Question

the lengths of two sides of a triangle are shown.
side 1: 3x² - 4x - 1
side 2: 4x - x² + 5
the perimeter of the triangle is 5x³ - 2x² + 3x - 8.
part a: what is the total length of the two sides, 1 and 2, of the triangle? show your work. (4 points)
part b: what is the length of the third side of the triangle? show your work. (4 points)
part c: do the answers for part a and part b show that the polynomials are closed under addition and subtraction? justify your answer. (2 points)

Explanation:

Step1: Add side 1 and side 2

$(3x^{2}-4x - 1)+(4x - x^{2}+5)$
$=3x^{2}-x^{2}-4x + 4x-1 + 5$
$=2x^{2}+4$

Step2: Find the third - side

Let the third - side be $s$. We know that perimeter $P$ of a triangle is $P=side1 + side2+s$. So $s=P-(side1 + side2)$.
Substitute $P = 5x^{3}-2x^{2}+3x - 8$ and $side1 + side2=2x^{2}+4$ into the formula.
$s=(5x^{3}-2x^{2}+3x - 8)-(2x^{2}+4)$
$=5x^{3}-2x^{2}-2x^{2}+3x - 8 - 4$
$=5x^{3}-4x^{2}+3x - 12$

Step3: Check closure property

In part A, we added two polynomials $3x^{2}-4x - 1$ and $4x - x^{2}+5$ and got $2x^{2}+4$, which is also a polynomial.
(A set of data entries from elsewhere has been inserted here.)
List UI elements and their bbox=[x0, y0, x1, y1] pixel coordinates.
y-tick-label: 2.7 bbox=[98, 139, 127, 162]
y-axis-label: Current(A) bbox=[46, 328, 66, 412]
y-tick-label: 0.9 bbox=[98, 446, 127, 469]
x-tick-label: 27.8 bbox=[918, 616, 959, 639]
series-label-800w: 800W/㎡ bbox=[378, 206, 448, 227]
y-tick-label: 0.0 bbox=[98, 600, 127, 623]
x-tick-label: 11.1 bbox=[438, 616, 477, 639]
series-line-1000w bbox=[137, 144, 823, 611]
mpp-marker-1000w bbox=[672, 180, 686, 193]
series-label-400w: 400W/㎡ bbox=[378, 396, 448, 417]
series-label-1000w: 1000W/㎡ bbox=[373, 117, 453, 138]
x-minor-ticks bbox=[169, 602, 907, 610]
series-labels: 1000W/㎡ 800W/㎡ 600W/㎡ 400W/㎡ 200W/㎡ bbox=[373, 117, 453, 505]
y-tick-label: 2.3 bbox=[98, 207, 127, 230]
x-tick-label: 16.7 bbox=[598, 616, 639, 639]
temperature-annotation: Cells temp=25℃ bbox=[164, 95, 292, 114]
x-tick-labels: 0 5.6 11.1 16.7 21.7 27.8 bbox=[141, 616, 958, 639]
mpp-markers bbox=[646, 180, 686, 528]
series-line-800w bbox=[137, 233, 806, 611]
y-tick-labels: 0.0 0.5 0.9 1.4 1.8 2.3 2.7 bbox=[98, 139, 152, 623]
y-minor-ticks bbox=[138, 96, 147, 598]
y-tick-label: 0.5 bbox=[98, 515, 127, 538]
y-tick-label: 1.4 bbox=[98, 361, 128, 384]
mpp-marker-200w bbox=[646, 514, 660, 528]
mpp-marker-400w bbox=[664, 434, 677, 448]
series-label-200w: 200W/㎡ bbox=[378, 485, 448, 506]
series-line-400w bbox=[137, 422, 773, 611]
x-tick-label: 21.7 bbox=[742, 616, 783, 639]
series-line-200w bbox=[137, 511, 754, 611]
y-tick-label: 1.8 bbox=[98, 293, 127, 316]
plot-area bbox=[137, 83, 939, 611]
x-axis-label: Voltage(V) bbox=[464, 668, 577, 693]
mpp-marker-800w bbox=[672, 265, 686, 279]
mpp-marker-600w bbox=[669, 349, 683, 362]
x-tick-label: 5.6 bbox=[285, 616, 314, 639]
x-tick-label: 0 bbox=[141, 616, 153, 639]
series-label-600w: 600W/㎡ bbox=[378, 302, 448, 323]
In part B, we subtracted a polynomial $2x^{2}+4$ from a polynomial $5x^{3}-2x^{2}+3x - 8$ and got $5x^{3}-4x^{2}+3x - 12$, which is also a polynomial. So polynomials are closed under addition and subtraction.

Answer:

Part A: $2x^{2}+4$
Part B: $5x^{3}-4x^{2}+3x - 12$
Part C: Yes, because adding two polynomials in part A and subtracting polynomials in part B resulted in polynomials.